Closed tilkinsc closed 2 years ago
Although I'd agree it'd be helpful to have adjustable output format, the output wav files are currently only intended as intermediate files. For normal use they are undoubtedly huge and have an overkill of precision.
My usual procedure is to convert the output files with programs like Audacity or SoX (be careful that SoX will clamp the float files to +/-1.0) to get the files that I actually want.
I'm not sure what the exact issue is with OpenAL, but for the meantime I'd just convert the files from float32 to 16 bit integer or something.

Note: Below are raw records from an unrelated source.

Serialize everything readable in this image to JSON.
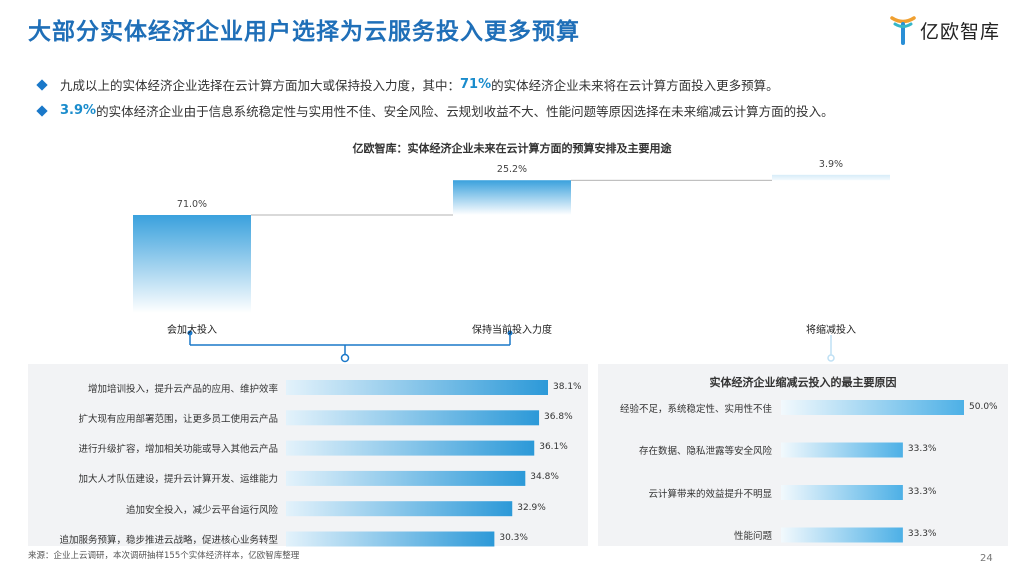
{
  "page": {
    "title": "大部分实体经济企业用户选择为云服务投入更多预算",
    "logo_text": "亿欧智库",
    "bullets": [
      {
        "pre": "九成以上的实体经济企业选择在云计算方面加大或保持投入力度，其中：",
        "highlight": "71%",
        "post": "的实体经济企业未来将在云计算方面投入更多预算。"
      },
      {
        "pre": "",
        "highlight": "3.9%",
        "post": "的实体经济企业由于信息系统稳定性与实用性不佳、安全风险、云规划收益不大、性能问题等原因选择在未来缩减云计算方面的投入。"
      }
    ],
    "source": "来源：企业上云调研，本次调研抽样155个实体经济样本，亿欧智库整理",
    "page_number": "24"
  },
  "chart_data": [
    {
      "type": "waterfall",
      "title": "亿欧智库：实体经济企业未来在云计算方面的预算安排及主要用途",
      "categories": [
        "会加大投入",
        "保持当前投入力度",
        "将缩减投入"
      ],
      "values": [
        71.0,
        25.2,
        3.9
      ],
      "value_labels": [
        "71.0%",
        "25.2%",
        "3.9%"
      ],
      "unit": "%",
      "colors": {
        "bar": "#3aa1dd",
        "bar_light": "#d6ecf8",
        "connector": "#9a9a9a"
      }
    },
    {
      "type": "bar",
      "orientation": "horizontal",
      "categories": [
        "增加培训投入，提升云产品的应用、维护效率",
        "扩大现有应用部署范围，让更多员工使用云产品",
        "进行升级扩容，增加相关功能或导入其他云产品",
        "加大人才队伍建设，提升云计算开发、运维能力",
        "追加安全投入，减少云平台运行风险",
        "追加服务预算，稳步推进云战略，促进核心业务转型"
      ],
      "values": [
        38.1,
        36.8,
        36.1,
        34.8,
        32.9,
        30.3
      ],
      "value_labels": [
        "38.1%",
        "36.8%",
        "36.1%",
        "34.8%",
        "32.9%",
        "30.3%"
      ],
      "unit": "%",
      "colors": {
        "start": "#e3f2fb",
        "end": "#2c99d8"
      }
    },
    {
      "type": "bar",
      "orientation": "horizontal",
      "title": "实体经济企业缩减云投入的最主要原因",
      "categories": [
        "经验不足，系统稳定性、实用性不佳",
        "存在数据、隐私泄露等安全风险",
        "云计算带来的效益提升不明显",
        "性能问题"
      ],
      "values": [
        50.0,
        33.3,
        33.3,
        33.3
      ],
      "value_labels": [
        "50.0%",
        "33.3%",
        "33.3%",
        "33.3%"
      ],
      "unit": "%",
      "colors": {
        "start": "#f2f9fd",
        "end": "#4db0e6"
      }
    }
  ]
}
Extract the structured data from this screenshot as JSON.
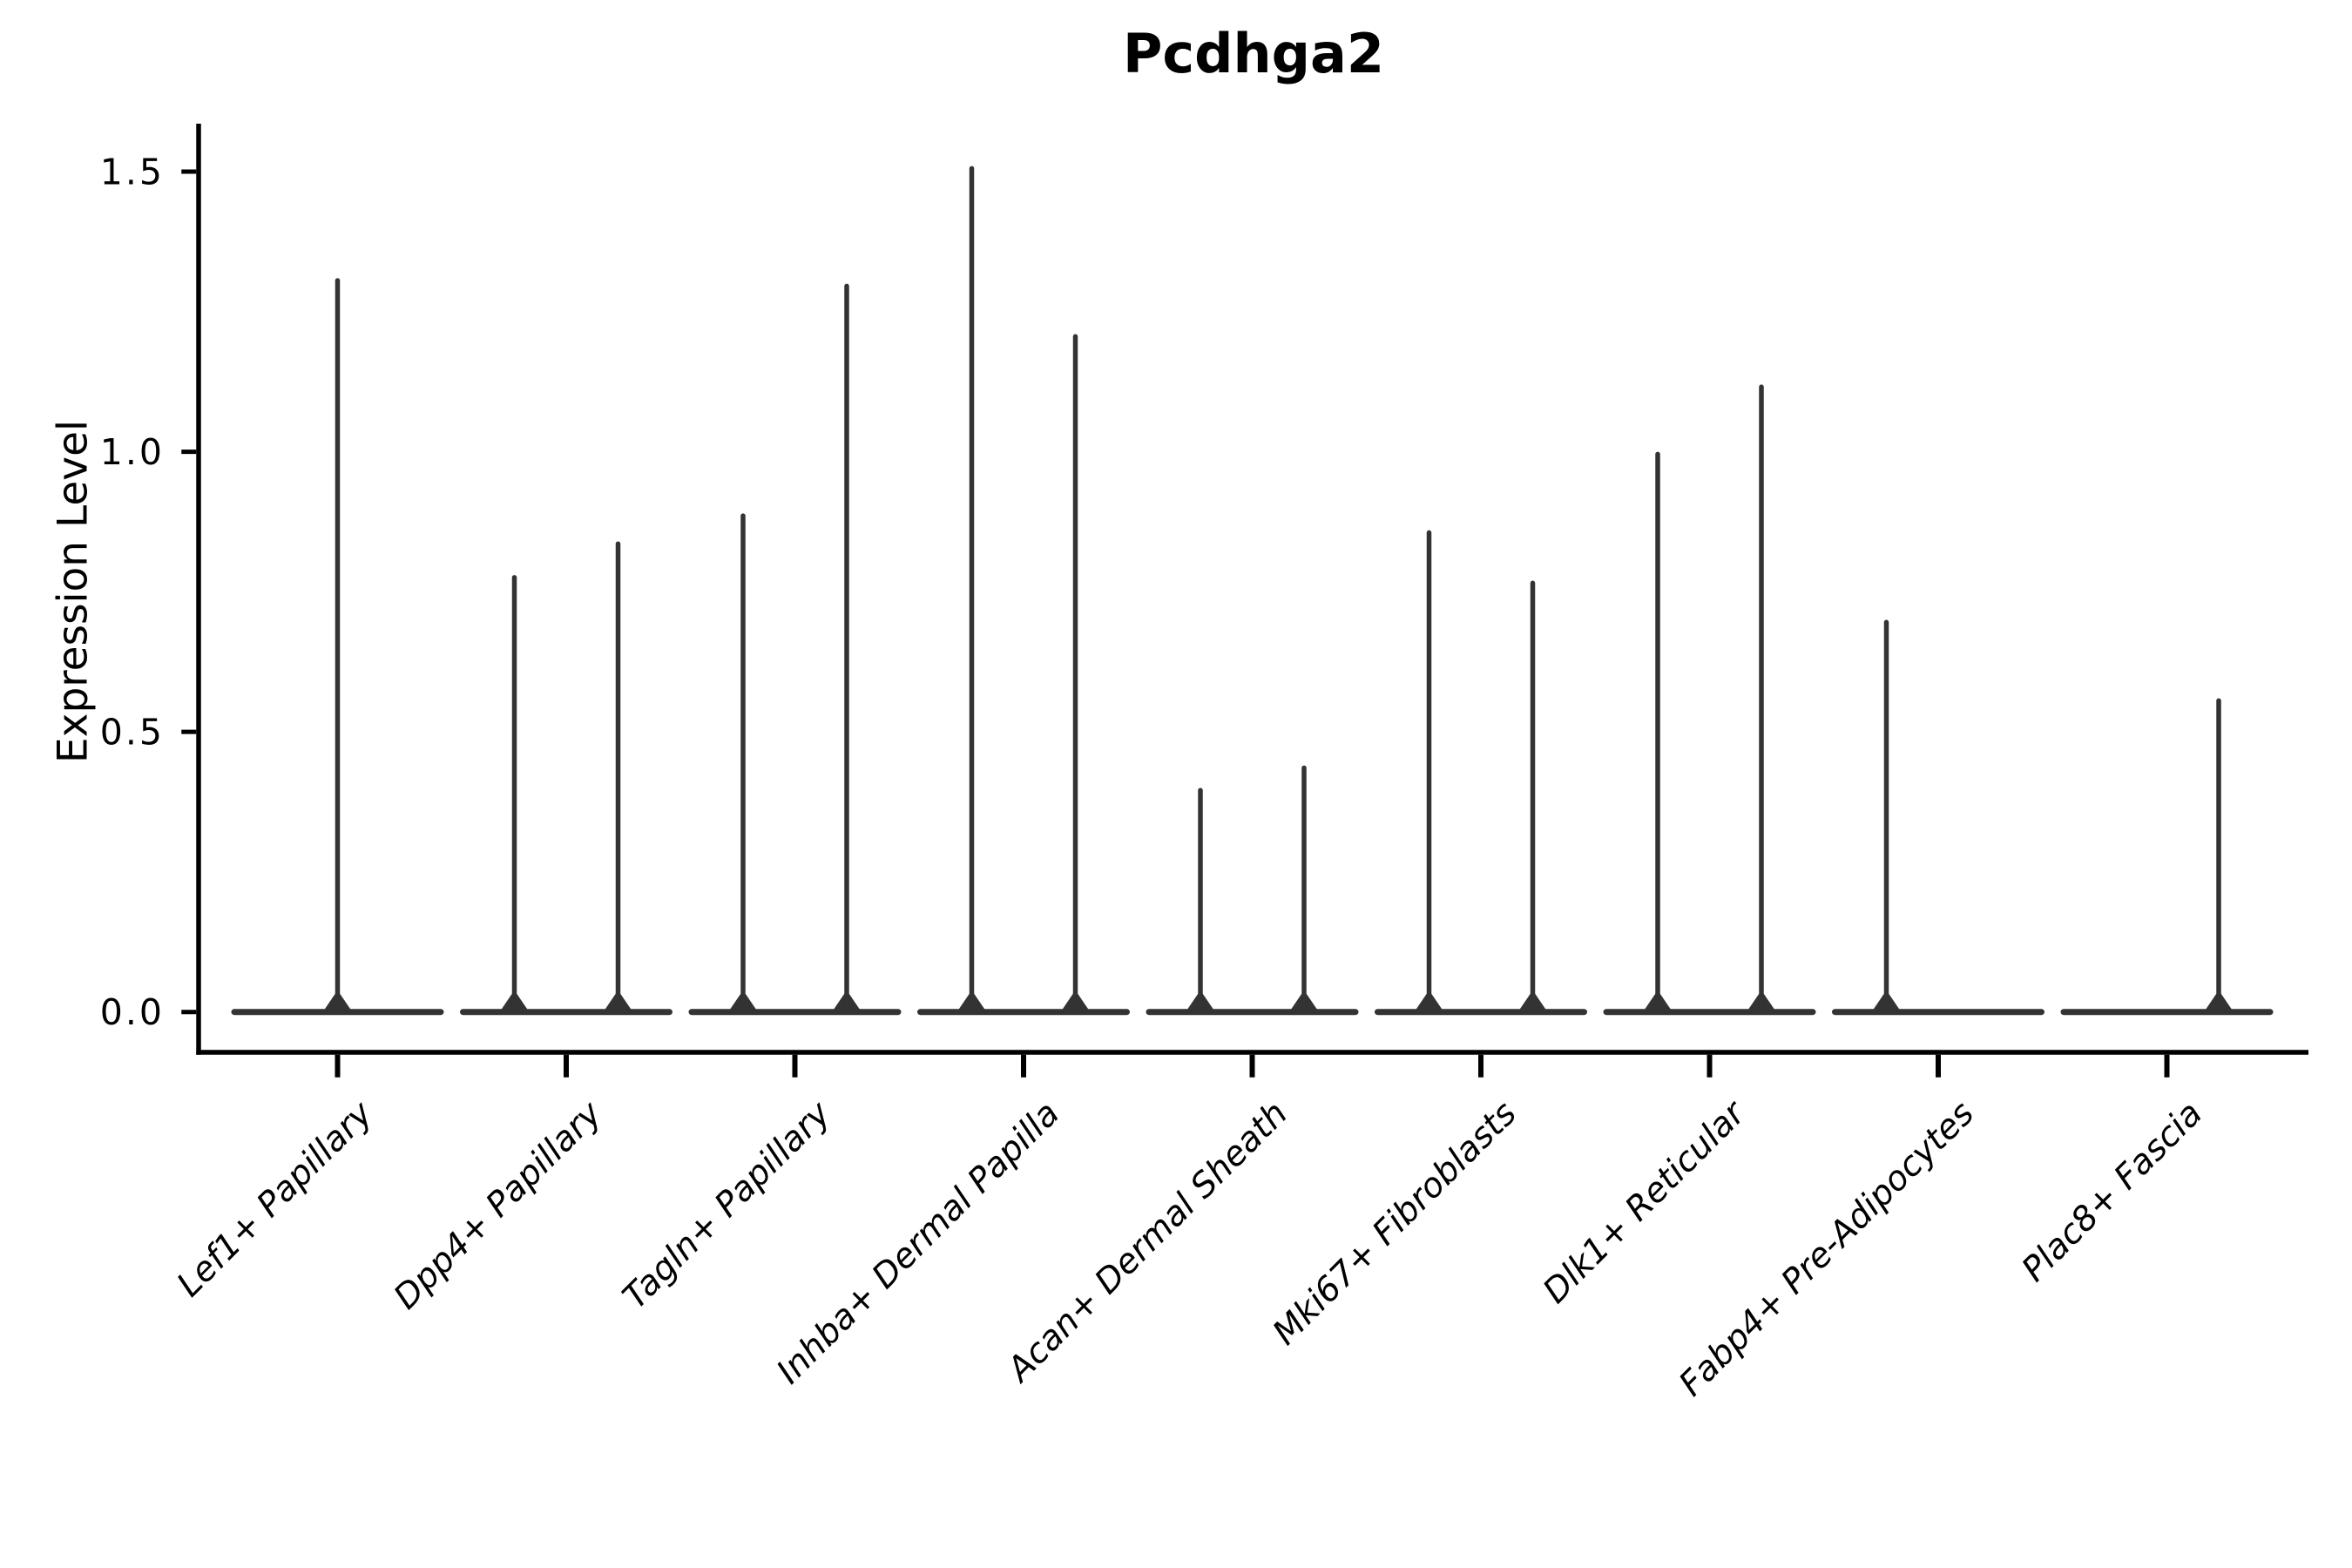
{
  "chart_data": {
    "type": "violin",
    "title": "Pcdhga2",
    "ylabel": "Expression Level",
    "xlabel": "",
    "yticks": [
      0.0,
      0.5,
      1.0,
      1.5
    ],
    "ytick_labels": [
      "0.0",
      "0.5",
      "1.0",
      "1.5"
    ],
    "ylim": [
      -0.072,
      1.585
    ],
    "grid": false,
    "legend": "none",
    "background_color": "#ffffff",
    "violin_color": "#333333",
    "axis_color": "#000000",
    "categories": [
      "Lef1+ Papillary",
      "Dpp4+ Papillary",
      "Tagln+ Papillary",
      "Inhba+ Dermal Papilla",
      "Acan+ Dermal Sheath",
      "Mki67+ Fibroblasts",
      "Dlk1+ Reticular",
      "Fabp4+ Pre-Adipocytes",
      "Plac8+ Fascia"
    ],
    "violins": [
      {
        "category": "Lef1+ Papillary",
        "glyphs": [
          {
            "position": "center",
            "peak": 1.31
          }
        ]
      },
      {
        "category": "Dpp4+ Papillary",
        "glyphs": [
          {
            "position": "left",
            "peak": 0.78
          },
          {
            "position": "right",
            "peak": 0.84
          }
        ]
      },
      {
        "category": "Tagln+ Papillary",
        "glyphs": [
          {
            "position": "left",
            "peak": 0.89
          },
          {
            "position": "right",
            "peak": 1.3
          }
        ]
      },
      {
        "category": "Inhba+ Dermal Papilla",
        "glyphs": [
          {
            "position": "left",
            "peak": 1.51
          },
          {
            "position": "right",
            "peak": 1.21
          }
        ]
      },
      {
        "category": "Acan+ Dermal Sheath",
        "glyphs": [
          {
            "position": "left",
            "peak": 0.4
          },
          {
            "position": "right",
            "peak": 0.44
          }
        ]
      },
      {
        "category": "Mki67+ Fibroblasts",
        "glyphs": [
          {
            "position": "left",
            "peak": 0.86
          },
          {
            "position": "right",
            "peak": 0.77
          }
        ]
      },
      {
        "category": "Dlk1+ Reticular",
        "glyphs": [
          {
            "position": "left",
            "peak": 1.0
          },
          {
            "position": "right",
            "peak": 1.12
          }
        ]
      },
      {
        "category": "Fabp4+ Pre-Adipocytes",
        "glyphs": [
          {
            "position": "left",
            "peak": 0.7
          },
          {
            "position": "right",
            "peak": 0.0
          }
        ]
      },
      {
        "category": "Plac8+ Fascia",
        "glyphs": [
          {
            "position": "left",
            "peak": 0.0
          },
          {
            "position": "right",
            "peak": 0.56
          }
        ]
      }
    ],
    "note": "Each category shows stacked-at-zero violin shapes: a wide flat base at expression 0 with a thin density spike rising to the listed peak expression value. Peaks of 0.0 are flat (no spike)."
  }
}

Btw, just as a clarification: float wav files are still PCM. Main difference to standard wav files is the number encoding to something more common like 16 bit integer, but so far I haven't really came across a lot of software that does not support float wav files.
Feel free to reopen the issue if it's a request for adjustable output formats, but don't expect it to get high priority to be implemented.

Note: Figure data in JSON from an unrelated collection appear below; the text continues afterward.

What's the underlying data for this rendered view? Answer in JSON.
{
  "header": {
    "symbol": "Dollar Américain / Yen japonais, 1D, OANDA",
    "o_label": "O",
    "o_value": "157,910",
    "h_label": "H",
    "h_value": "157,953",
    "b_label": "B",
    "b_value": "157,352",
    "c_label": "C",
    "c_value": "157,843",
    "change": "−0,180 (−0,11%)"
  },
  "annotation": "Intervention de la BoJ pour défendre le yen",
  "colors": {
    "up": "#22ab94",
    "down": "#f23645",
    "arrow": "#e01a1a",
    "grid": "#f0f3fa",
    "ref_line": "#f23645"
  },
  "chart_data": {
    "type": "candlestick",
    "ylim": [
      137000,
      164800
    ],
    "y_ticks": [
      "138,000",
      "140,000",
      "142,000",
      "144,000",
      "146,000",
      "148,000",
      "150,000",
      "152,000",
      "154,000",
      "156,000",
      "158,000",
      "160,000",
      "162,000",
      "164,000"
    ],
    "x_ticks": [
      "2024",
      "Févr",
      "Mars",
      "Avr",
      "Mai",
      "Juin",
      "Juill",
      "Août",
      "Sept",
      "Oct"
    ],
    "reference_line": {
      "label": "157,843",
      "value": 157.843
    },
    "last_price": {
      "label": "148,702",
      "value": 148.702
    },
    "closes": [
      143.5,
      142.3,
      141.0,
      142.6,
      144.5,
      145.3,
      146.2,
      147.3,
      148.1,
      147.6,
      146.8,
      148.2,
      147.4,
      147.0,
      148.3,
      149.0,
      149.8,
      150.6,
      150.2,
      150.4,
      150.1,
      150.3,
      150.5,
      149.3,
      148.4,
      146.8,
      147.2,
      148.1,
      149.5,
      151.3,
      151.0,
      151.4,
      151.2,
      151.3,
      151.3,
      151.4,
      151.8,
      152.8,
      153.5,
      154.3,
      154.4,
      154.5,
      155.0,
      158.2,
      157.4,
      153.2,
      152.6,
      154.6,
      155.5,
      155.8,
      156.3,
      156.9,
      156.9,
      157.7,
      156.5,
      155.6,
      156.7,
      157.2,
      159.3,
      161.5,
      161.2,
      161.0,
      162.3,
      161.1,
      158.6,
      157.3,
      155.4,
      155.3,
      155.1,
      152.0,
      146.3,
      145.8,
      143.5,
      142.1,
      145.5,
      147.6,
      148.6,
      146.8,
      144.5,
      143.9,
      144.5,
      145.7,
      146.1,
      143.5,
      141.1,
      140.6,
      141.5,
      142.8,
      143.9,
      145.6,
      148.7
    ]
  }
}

I can't reopen, but yeah adjustable output formats would be really nice to have. I use MediaHuman Audio Converter to do the batch conversion of said files. Fast, quick, and supports most everything I can find.
Audacity doesn't appear to do such batching or else I would be using that.
You are right. I am looking for 8 or 16 bit PCM. Without extensions and perhaps openal-soft (eww no hardware accel) there isn't any way to use it without converting first. Quite frankly I would rather your hands convert the float32 to int16. I am not sure if float32 is normalized (0.0-1.0) floats, and if there is any rounding (0.51*65536=33,423.36) someone responsible should take care of it.
May I ask why you want to load sounds in OpenAL Soft? To me that seems that you need the files in a format suitable for playback and in this case I wonder why you don't want to use a compressed format.
I will use OpenAL any day instead of fishy audio libraries like portaudio
So you are writing a program? Although I'd generally agree that having output format options is nice I personally find that it's up to you to convert it to whatever your software needs.
Btw, OpenAL and portaudio are quite different in terms of what they allow you to do. OpenAL is really useful for making games with 3d audio and portaudio is much more low level by just providing an abstraction over various host APIs so you can stream audio buffers to your speakers without any processing.
Btw, Audacity can in fact do batch processing. Have a look at "Edit Chains" and "Apply Chain" in the file menu.
Emitted files can't just be handed over to OpenAL unless using OpenAL-soft with float32 extension because they are stored as float32. I didn't see any option to store it as normal PCM.